Quel avenir pour les CLOMs ?

Les cours en ligne ouverts et massifs (CLOM, plus connus sous le sigle anglais MOOC), sont apparus en 2002 avec une première mise en ligne au Massachusetts Institute of Technology (MIT). Dans les années suivantes les grandes universités américaines ont lancé des plateformes de cours en ligne, Coursera (Stanford, avec l’Ecole polytechnique française parmi les partenaires), EdX (Harvard et MIT) étant les plus importantes à ce jour.

En France, le ministère de l’Enseignement supérieur vient de lancer France Université numérique afin de contribuer à la constitution d’une plateforme de formation supérieure en français.

Au Québec, les établissements d’enseignement supérieur ont entrepris leur propre réflexion, qui s’inscrit notamment dans le cadre de la francophonie.

Faisons le point de ce dossier avec Gilles Savard, Directeur Recherche et Innovation à l’école polytechnique de Montréal et membre du Conseil franco-québécois de coopération universitaire (CFQCU) :

JPEGFaut-il entendre les cours en ligne comme une formation dont la particularité est d’utiliser les nouvelles technologies ou bien est-ce une autre façon d’enseigner ?

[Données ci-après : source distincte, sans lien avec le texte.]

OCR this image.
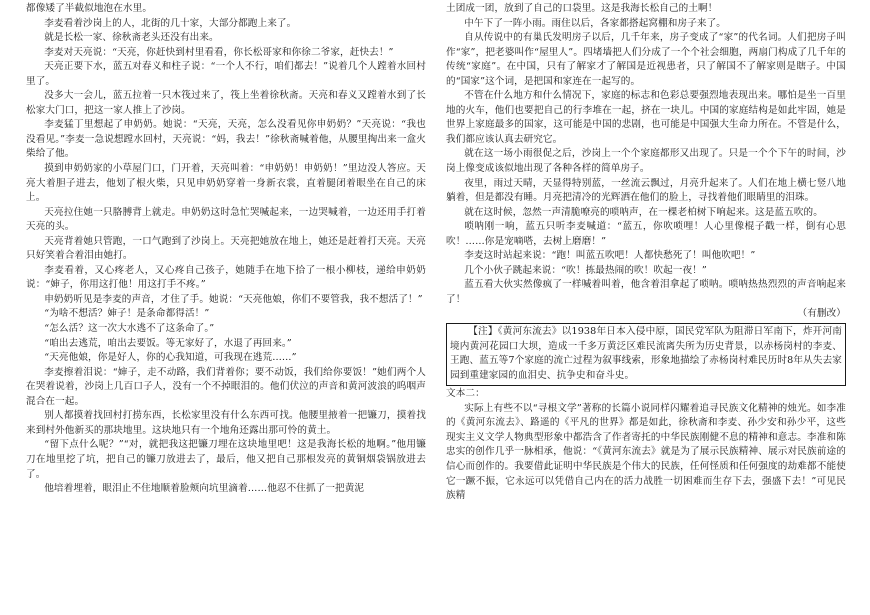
都像矮了半截似地泡在水里。

李麦看着沙岗上的人，北街的几十家，大部分都跑上来了。

就是长松一家、徐秋斋老头还没有出来。

李麦对天亮说：“天亮，你赶快到村里看看，你长松哥家和你徐二爷家，赶快去！”

天亮正要下水，蓝五对春义和柱子说：“一个人不行，咱们都去！”说着几个人蹚着水回村里了。

没多大一会儿，蓝五拉着一只木筏过来了，筏上坐着徐秋斋。天亮和春义又蹚着水到了长松家大门口，把这一家人推上了沙岗。

李麦猛丁里想起了申奶奶。她说：“天亮，天亮，怎么没看见你申奶奶？”天亮说：“我也没看见。”李麦一急说想蹚水回村，天亮说：“妈，我去！”徐秋斋喊着他，从腰里掏出来一盒火柴给了他。

摸到申奶奶家的小草屋门口，门开着，天亮叫着：“申奶奶！申奶奶！”里边没人答应。天亮大着胆子进去，他划了根火柴，只见申奶奶穿着一身新衣裳，直着腿闭着眼坐在自己的床上。

天亮拉住她一只胳膊背上就走。申奶奶这时急忙哭喊起来，一边哭喊着，一边还用手打着天亮的头。

天亮背着她只管跑，一口气跑到了沙岗上。天亮把她放在地上，她还是赶着打天亮。天亮只好笑着合着泪由她打。

李麦看着，又心疼老人，又心疼自己孩子，她随手在地下拾了一根小柳枝，递给申奶奶说：“婶子，你用这打他！用这打手不疼。”

申奶奶听见是李麦的声音，才住了手。她说：“天亮他娘，你们不要管我，我不想活了！”

“为啥不想活？婶子！是条命都得活！”

“怎么活？这一次大水逃不了这条命了。”

“咱出去逃荒，咱出去要饭。等无家好了，水退了再回来。”

“天亮他娘，你是好人，你的心我知道，可我现在逃荒……”

李麦擦着泪说：“婶子，走不动路，我们背着你；要不动饭，我们给你要饭！”她们两个人在哭着说着，沙岗上几百口子人，没有一个不掉眼泪的。他们伏泣的声音和黄河波浪的呜咽声混合在一起。

别人都摸着找回村打捞东西，长松家里没有什么东西可找。他腰里掖着一把镰刀，摸着找来到村外他新买的那块地里。这块地只有一个地角还露出那可怜的黄土。

“留下点什么呢？”“对，就把我这把镰刀埋在这块地里吧！这是我海长松的地啊。”他用镰刀在地里挖了坑，把自己的镰刀放进去了，最后，他又把自己那根发亮的黄铜烟袋锅放进去了。

他培着埋着，眼泪止不住地顺着脸颊向坑里滴着……他忍不住抓了一把黄泥

土团成一团，放到了自己的口袋里。这是我海长松自己的土啊！

中午下了一阵小雨。雨住以后，各家都搭起窝棚和房子来了。

自从传说中的有巢氏发明房子以后，几千年来，房子变成了“家”的代名词。人们把房子叫作“家”，把老婆叫作“屋里人”。四堵墙把人们分成了一个个社会细胞，两扇门构成了几千年的传统“家庭”。在中国，只有了解家才了解国是近视患者，只了解国不了解家则是瞎子。中国的“国家”这个词，是把国和家连在一起写的。

不管在什么地方和什么情况下，家庭的标志和色彩总要强烈地表现出来。哪怕是坐一百里地的火车，他们也要把自己的行李堆在一起，挤在一块儿。中国的家庭结构是如此牢固，她是世界上家庭最多的国家，这可能是中国的悲剧，也可能是中国强大生命力所在。不管是什么，我们都应该认真去研究它。

就在这一场小雨很促之后，沙岗上一个个家庭都形又出现了。只是一个个下午的时间，沙岗上像变成该似地出现了各种各样的简单房子。

夜里，雨过天晴，天显得特别蓝，一丝流云飘过，月亮升起来了。人们在地上横七竖八地躺着，但是都没有睡。月亮把清冷的光辉洒在他们的脸上，寻找着他们眼睛里的泪珠。

就在这时候，忽然一声清脆嘹亮的唢呐声，在一棵老柏树下响起来。这是蓝五吹的。

唢呐刚一响，蓝五只听李麦喊道：“蓝五，你吹唢哩！人心里像棍子戳一样，倒有心思吹！……你是宠嘀嗒，去树上磨磨！”

李麦这时站起来说：“跑！叫蓝五吹吧！人都快愁死了！叫他吹吧！”

几个小伙子跳起来说：“吹！拣最热闹的吹！吹起一夜！”

蓝五看大伙实然像疯了一样喊着叫着，他含着泪拿起了唢呐。唢呐热热烈烈的声音响起来了！

（有删改）

【注】《黄河东流去》以1938年日本入侵中原，国民党军队为阻滞日军南下，炸开河南境内黄河花园口大坝，造成一千多万黄泛区难民流离失所为历史背景，以赤杨岗村的李麦、王跑、蓝五等7个家庭的流亡过程为叙事线索，形象地描绘了赤杨岗村难民历时8年从失去家园到重建家园的血泪史、抗争史和奋斗史。

文本二：

实际上有些不以“寻根文学”著称的长篇小说同样闪耀着追寻民族文化精神的烛光。如李准的《黄河东流去》、路遥的《平凡的世界》都是如此，徐秋斋和李麦、孙少安和孙少平，这些现实主义文学人物典型形象中都浩含了作者寄托的中华民族刚健不息的精神和意志。李准和陈忠实的创作几乎一脉相承，他说：“《黄河东流去》就是为了展示民族精神、展示对民族前途的信心而创作的。我要借此证明中华民族是个伟大的民族，任何怪质和任何强度的劫难都不能使它一蹶不振，它永远可以凭借自己内在的活力战胜一切困难而生存下去，强盛下去！”可见民族精
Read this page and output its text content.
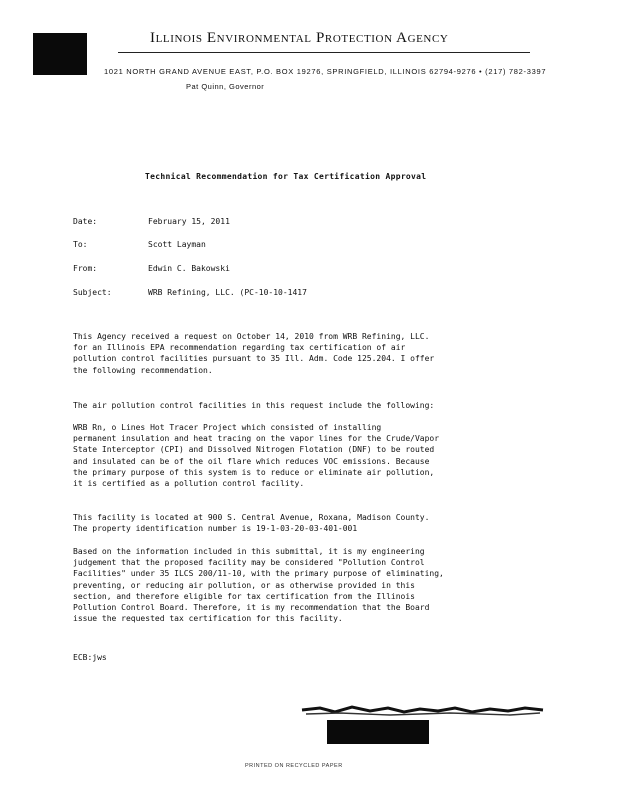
Illinois Environmental Protection Agency
1021 NORTH GRAND AVENUE EAST, P.O. BOX 19276, SPRINGFIELD, ILLINOIS 62794-9276 • (217) 782-3397
Pat Quinn, Governor
Technical Recommendation for Tax Certification Approval
Date:	February 15, 2011
To:	Scott Layman
From:	Edwin C. Bakowski
Subject:	WRB Refining, LLC. (PC-10-10-1417
This Agency received a request on October 14, 2010 from WRB Refining, LLC.
for an Illinois EPA recommendation regarding tax certification of air
pollution control facilities pursuant to 35 Ill. Adm. Code 125.204. I offer
the following recommendation.
The air pollution control facilities in this request include the following:
WRB Rn, o Lines Hot Tracer Project which consisted of installing
permanent insulation and heat tracing on the vapor lines for the Crude/Vapor
State Interceptor (CPI) and Dissolved Nitrogen Flotation (DNF) to be routed
and insulated can be of the oil flare which reduces VOC emissions. Because
the primary purpose of this system is to reduce or eliminate air pollution,
it is certified as a pollution control facility.
This facility is located at 900 S. Central Avenue, Roxana, Madison County.
The property identification number is 19-1-03-20-03-401-001
Based on the information included in this submittal, it is my engineering
judgement that the proposed facility may be considered "Pollution Control
Facilities" under 35 ILCS 200/11-10, with the primary purpose of eliminating,
preventing, or reducing air pollution, or as otherwise provided in this
section, and therefore eligible for tax certification from the Illinois
Pollution Control Board. Therefore, it is my recommendation that the Board
issue the requested tax certification for this facility.
ECB:jws
PRINTED ON RECYCLED PAPER
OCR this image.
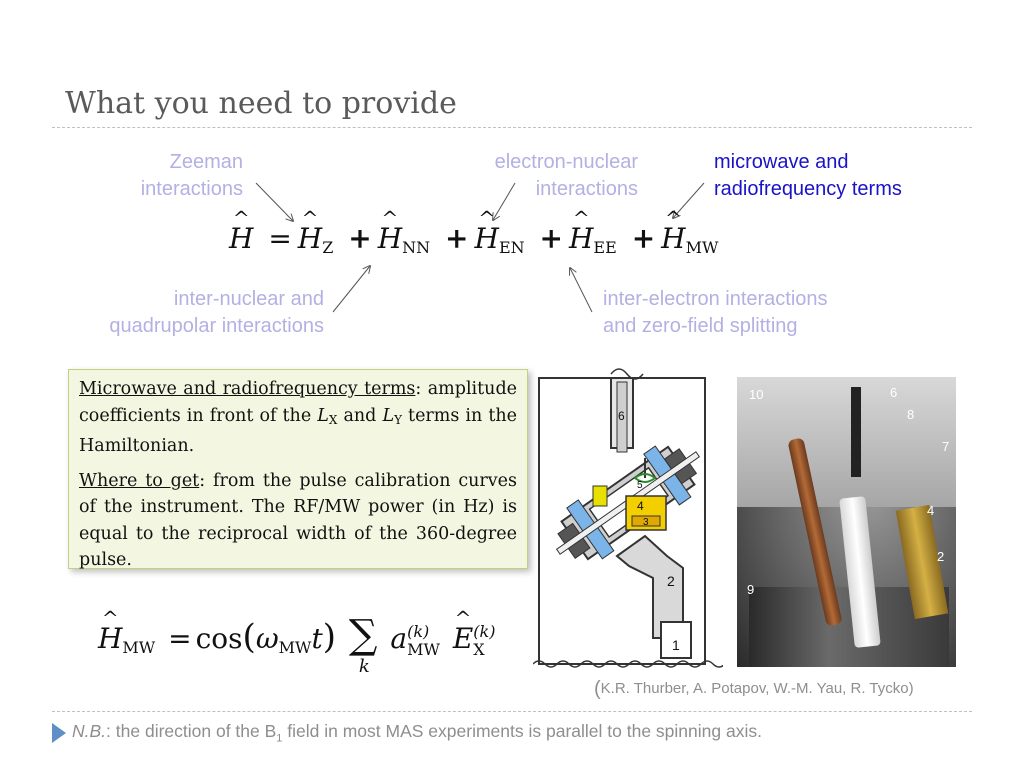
What you need to provide
Zeeman
interactions
electron-nuclear
interactions
microwave and
radiofrequency terms
inter-nuclear and
quadrupolar interactions
inter-electron interactions
and zero-field splitting
^ H = ^ $H_Z$ + ^ $H_{NN}$ + ^ $H_{EN}$ + ^ $H_{EE}$ + ^ $H_{MW}$

Microwave and radiofrequency terms: amplitude coefficients in front of the $L_X$ and $L_Y$ terms in the Hamiltonian.

Where to get: from the pulse calibration curves of the instrument. The RF/MW power (in Hz) is equal to the reciprocal width of the 360-degree pulse.

^ $H_{MW} = \cos(\omega_{MW}t)$ ∑
k
a (k)
MW ^ E (k)
X
6
5
4
3
2
1
10	6
8
7
4
2
9
(K.R. Thurber, A. Potapov, W.-M. Yau, R. Tycko)
N.B.: the direction of the $B_1$ field in most MAS experiments is parallel to the spinning axis.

Il est difficile, à ce stade, de parler de nouvelle façon d’enseigner. La formation à distance existe depuis plusieurs décennies, en passant par les vidéos et incluant, quoique plus récemment les cours en ligne. Les premières expériences de CLOMs ne semblent pas avoir modifiées de façon notable l’approche pédagogique. Il est très clair cependant qu’il existe actuellement un mouvement important vers les CLOM, initié par quelques grandes universités américaines. Le phénomène des CLOMs pourrait transformer radicalement le modèle d’affaire des universités et dans une certaine mesure accélérer des tendances que l’on observe dans les approches pédagogiques (par exemple, enseignement collaboratif). Mais l’expérience campus, avec tout ce qu’elle implique, demeurera la meilleure. Mais comme tous n’y ont pas accès, il y a un modèle d’affaire probable dans les CLOMs. Et même sur un campus, pourrait-on utiliser et complémenter un CLOM (développé par `l’expert-pédagogue` du domaine) par des ressources locales adaptées ?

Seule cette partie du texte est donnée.